You Have the Right to Remain Silent Even if You Use Encryption

The Third Circuit last week held oral arguments on whether an individual can be forced to decrypt a drive with incriminating information on it. The Fifth Amendment prohibits any person from bring “compelled in any criminal case to be a witness against himself.” The Third Circuit will hopefully recognize that being forced to decrypt information is just the kind of testimonial act that the Fifth Amendment prohibits.

In a forced decryption case there are two kinds of subpoenas that could be issued. The first compels the individual to turn over the encryption key or password. This isn’t the kind of subpoena in the Third Circuit case, but it is useful in looking at why this is also not allowed. The other kind of subpoena is to produce the documents themselves.

With a direct subpoena of the password the password itself isn’t incriminating, but the Supreme Court has held that that the Fifth Amendment also prevents compelling incriminating “information directly or indirectly derived from such testimony.” The Supreme Court “particularly emphasized the critical importance of protection against a future prosecution ‘based on knowledge and sources of information obtained from the compelled testimony.’” While the password itself isn’t incriminating it clearly provides the lead necessary to get incriminating information from the encrypted drives. Another close analogy that seems to apply was that the Supreme Court clearly prohibited compelling a person to disclose a combination to a safe.

The second type of subpoena, and the one in this case, seeks only the production of the documents supposedly encrypted on the hard drive.
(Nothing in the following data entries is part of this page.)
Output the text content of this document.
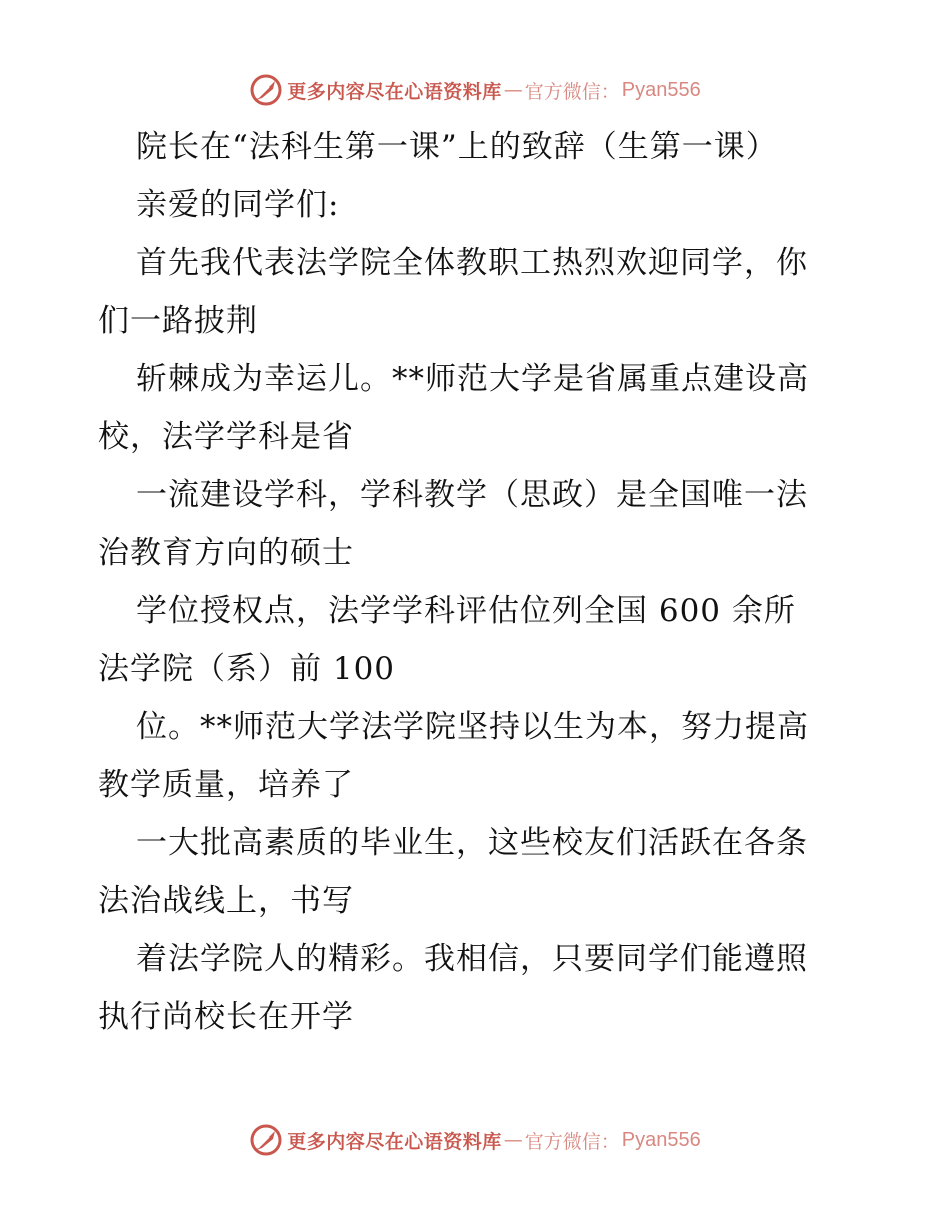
更多内容尽在心语资料库 — 官方微信： Pyan556
院长在“法科生第一课”上的致辞（生第一课）
亲爱的同学们:
首先我代表法学院全体教职工热烈欢迎同学，你
们一路披荆
斩棘成为幸运儿。**师范大学是省属重点建设高
校，法学学科是省
一流建设学科，学科教学（思政）是全国唯一法
治教育方向的硕士
学位授权点，法学学科评估位列全国 600 余所
法学院（系）前 100
位。**师范大学法学院坚持以生为本，努力提高
教学质量，培养了
一大批高素质的毕业生，这些校友们活跃在各条
法治战线上，书写
着法学院人的精彩。我相信，只要同学们能遵照
执行尚校长在开学
更多内容尽在心语资料库 — 官方微信： Pyan556
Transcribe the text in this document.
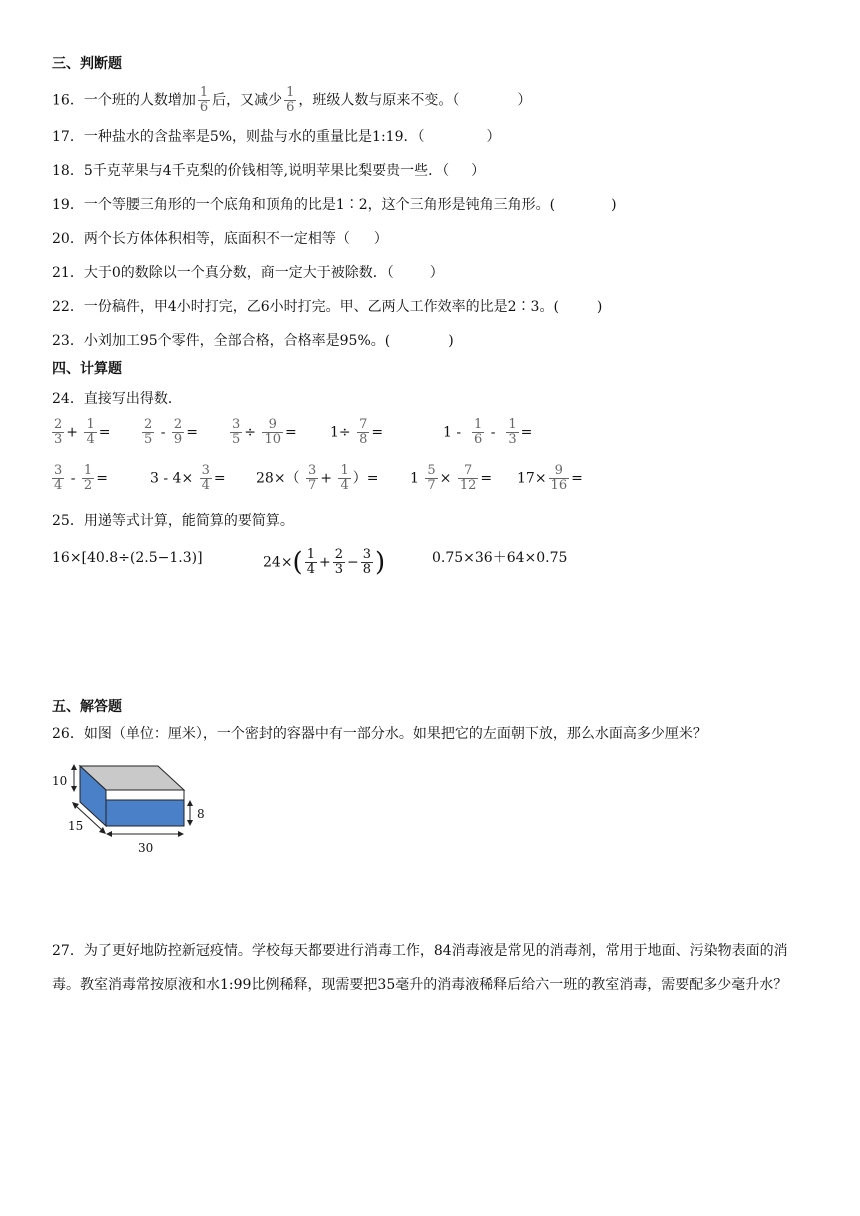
三、判断题
16．一个班的人数增加 $\frac{1}{6}$ 后，又减少 $\frac{1}{6}$ ，班级人数与原来不变。（	）
17．一种盐水的含盐率是5%，则盐与水的重量比是1:19．（	）
18．5千克苹果与4千克梨的价钱相等,说明苹果比梨要贵一些．（ ）
19．一个等腰三角形的一个底角和顶角的比是1∶2，这个三角形是钝角三角形。(	)
20．两个长方体体积相等，底面积不一定相等（ ）
21．大于0的数除以一个真分数，商一定大于被除数．（	）
22．一份稿件，甲4小时打完，乙6小时打完。甲、乙两人工作效率的比是2∶3。(	)
23．小刘加工95个零件，全部合格，合格率是95%。(	)
四、计算题
24．直接写出得数．
$\frac{2}{3} + \frac{1}{4} = \frac{2}{5} - \frac{2}{9} = \frac{3}{5} \div \frac{9}{10} = 1\div \frac{7}{8}$ =	$1 - \frac{1}{6} - \frac{1}{3}$ =
$\frac{3}{4} - \frac{1}{2}$ =	$3 - 4\times \frac{3}{4} = 28\times( \frac{3}{7} + \frac{1}{4}$ ）= $1 \frac{5}{7} \times \frac{7}{12} = 17\times \frac{9}{16}$ =
25．用递等式计算，能简算的要简算。
16×[40.8÷(2.5−1.3)]	$24\times( \frac{1}{4} + \frac{2}{3} - \frac{3}{8}$ )	0.75×36＋64×0.75
五、解答题
26．如图（单位：厘米），一个密封的容器中有一部分水。如果把它的左面朝下放，那么水面高多少厘米？
10
15
30
8
27．为了更好地防控新冠疫情。学校每天都要进行消毒工作，84消毒液是常见的消毒剂，常用于地面、污染物表面的消毒。教室消毒常按原液和水1:99比例稀释，现需要把35毫升的消毒液稀释后给六一班的教室消毒，需要配多少毫升水？
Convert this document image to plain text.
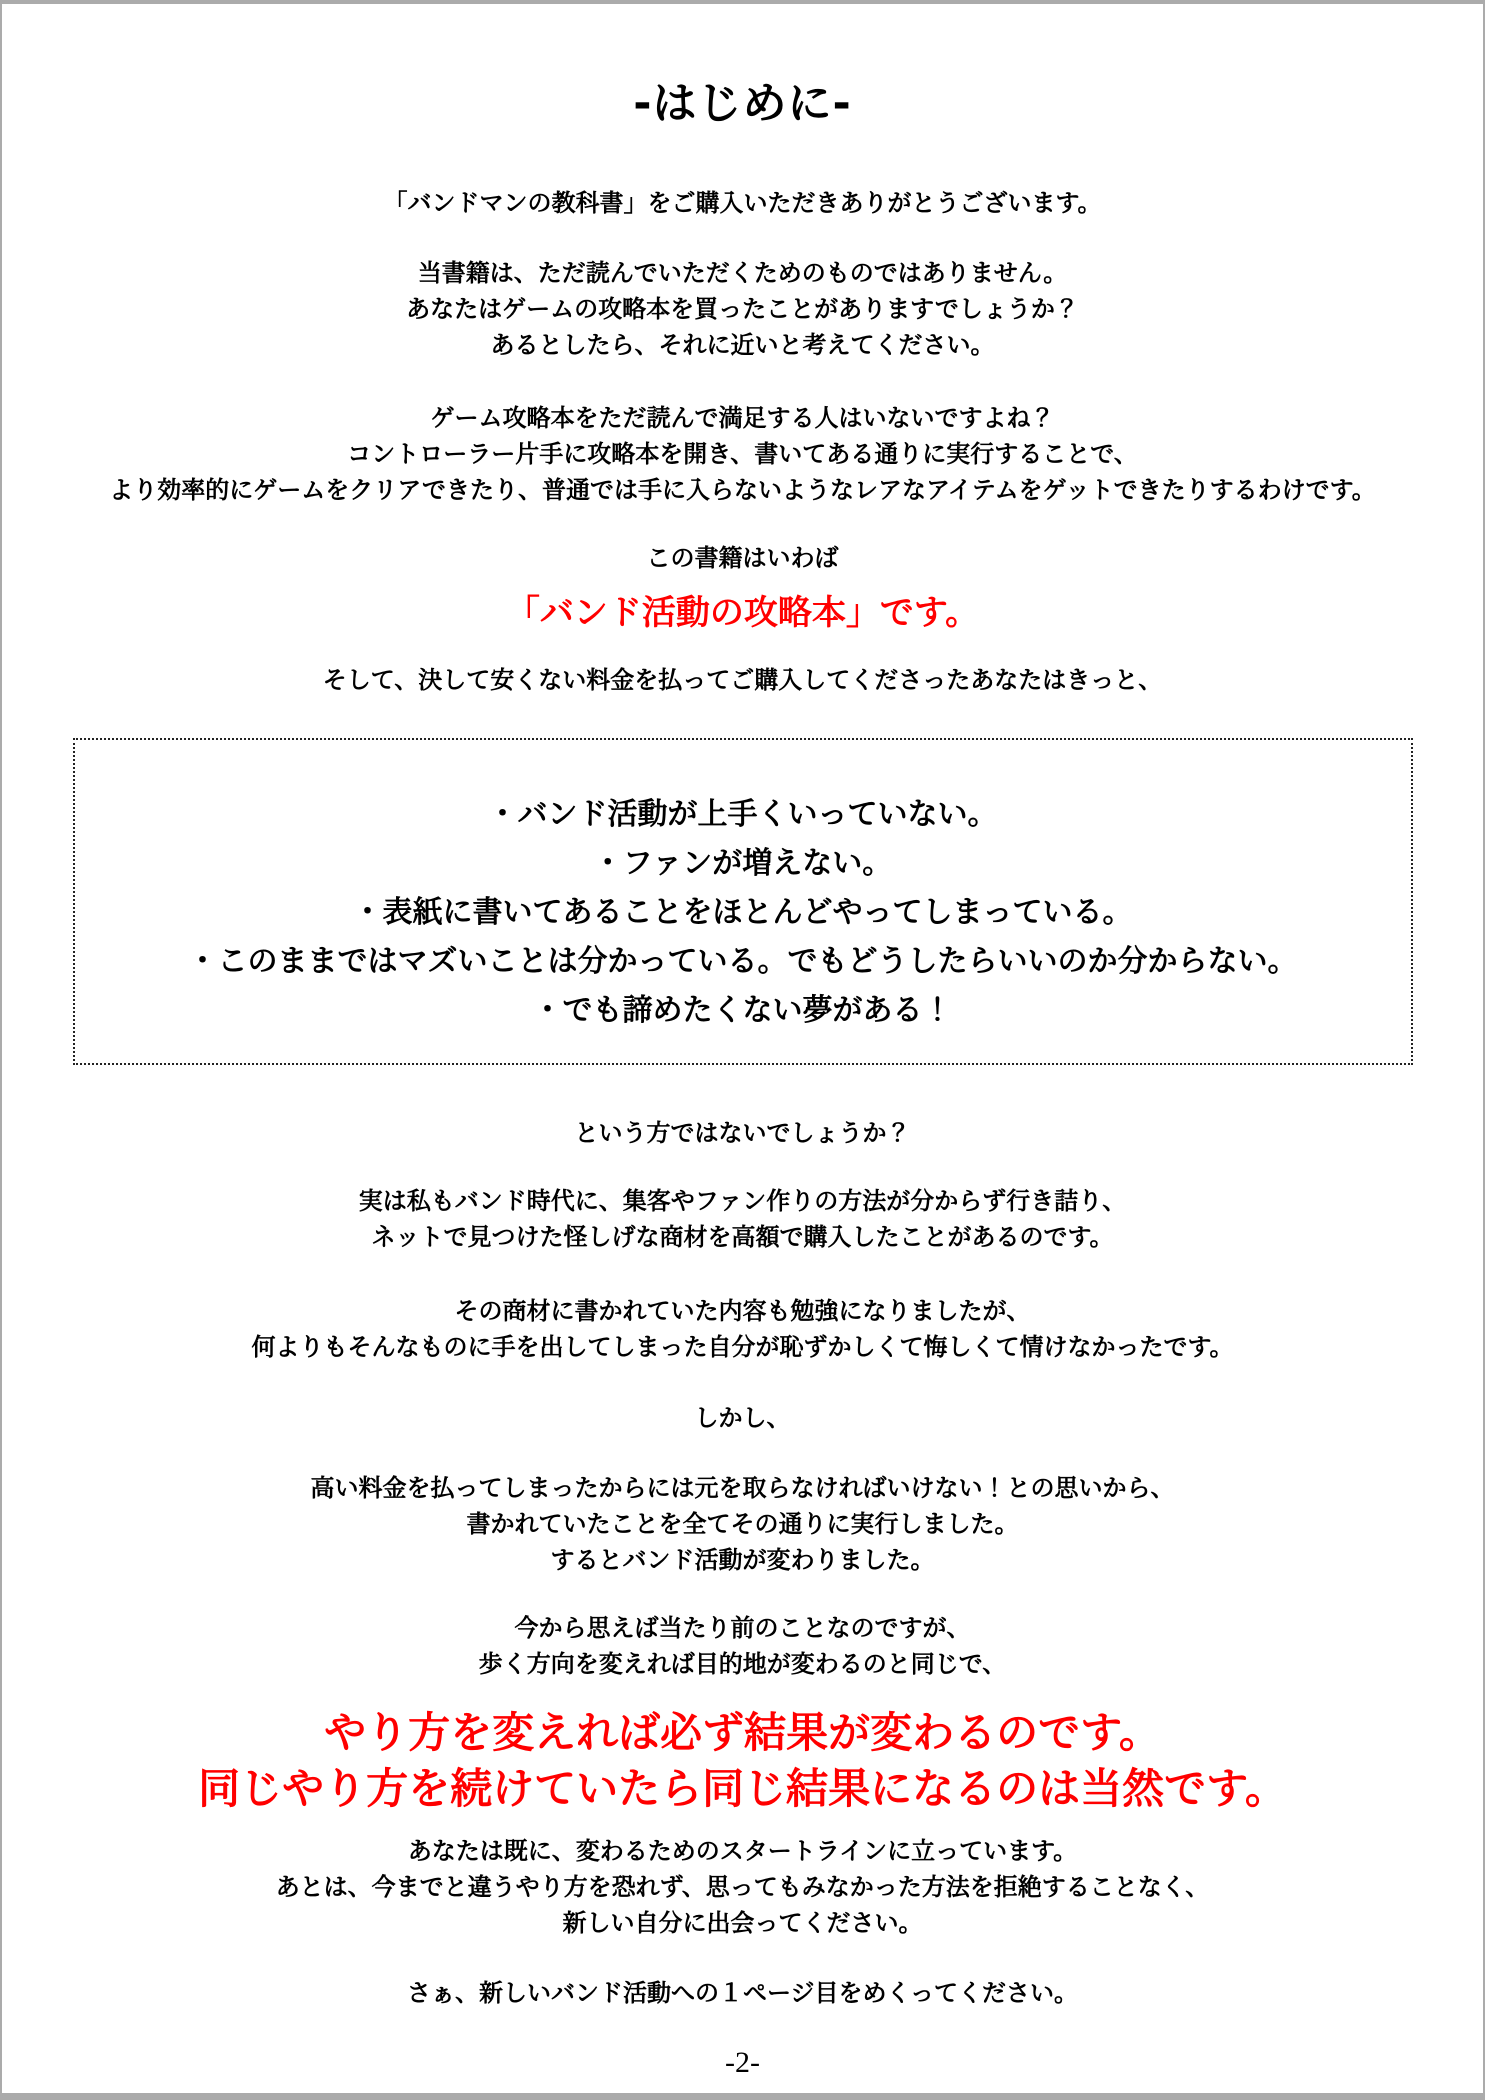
-はじめに-
「バンドマンの教科書」をご購入いただきありがとうございます。
当書籍は、ただ読んでいただくためのものではありません。
あなたはゲームの攻略本を買ったことがありますでしょうか？
あるとしたら、それに近いと考えてください。
ゲーム攻略本をただ読んで満足する人はいないですよね？
コントローラー片手に攻略本を開き、書いてある通りに実行することで、
より効率的にゲームをクリアできたり、普通では手に入らないようなレアなアイテムをゲットできたりするわけです。
この書籍はいわば
「バンド活動の攻略本」です。
そして、決して安くない料金を払ってご購入してくださったあなたはきっと、
・バンド活動が上手くいっていない。
・ファンが増えない。
・表紙に書いてあることをほとんどやってしまっている。
・このままではマズいことは分かっている。でもどうしたらいいのか分からない。
・でも諦めたくない夢がある！
という方ではないでしょうか？
実は私もバンド時代に、集客やファン作りの方法が分からず行き詰り、
ネットで見つけた怪しげな商材を高額で購入したことがあるのです。
その商材に書かれていた内容も勉強になりましたが、
何よりもそんなものに手を出してしまった自分が恥ずかしくて悔しくて情けなかったです。
しかし、
高い料金を払ってしまったからには元を取らなければいけない！との思いから、
書かれていたことを全てその通りに実行しました。
するとバンド活動が変わりました。
今から思えば当たり前のことなのですが、
歩く方向を変えれば目的地が変わるのと同じで、
やり方を変えれば必ず結果が変わるのです。
同じやり方を続けていたら同じ結果になるのは当然です。
あなたは既に、変わるためのスタートラインに立っています。
あとは、今までと違うやり方を恐れず、思ってもみなかった方法を拒絶することなく、
新しい自分に出会ってください。
さぁ、新しいバンド活動への１ページ目をめくってください。
-2-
In this case, the order was to “produce” the whole hard drive in an “unencrypted state.” The production of documents is not usually considered testimonial (and therefore not protected by the Fifth Amendment) if the documents existence, location, and authenticity are a “foregone conclusion.” By being a foregone conclusion, no new information is given to the government by the defendant’s testimonial acts of turning over the document (showing his own knowledge of the document’s existence, location and authenticity).

The real problem with this second type of subpoena is that there is real question of if the documents subpoenaed actually exist even if they are encrypted on the hard drive. In the traditional safe analogy this isn’t a problem, we know the documents really exist inside the safe if only we could get at them. And so the compelling of the individual who can open the safe to do so and give us the documents isn’t testimonial (as long as they are not required to tell the government what the combination to the safe is). But in the case of encrypted documents, no plaintext or unencrypted documents actually exist at all when the subpoena was issued.

Now the potential defendant could use his password to decrypt the documents but this act of decryption itself is the testimonial act. Imagine if the government were to subpoena from a suspected murderer where they couldn’t find the body an order to “produce a document with the location of the body.” The creating of that document that doesn’t already exist is testimonial and cannot be compelled under the Fifth Amendment. An encrypted drive is like finding a piece of paper that the government cannot makes sense out of. Ordering the individual to use the personal knowledge in his mind (the password) to transform that document into one that makes sense for the government is testimonial  because it is creating something that did not already exist in that form using the knowledge in his mind. Forced decryption should not be allowed for the same reason. Hopefully the Third Circuit in United States  v. Apple Macpro Computer will recognize this.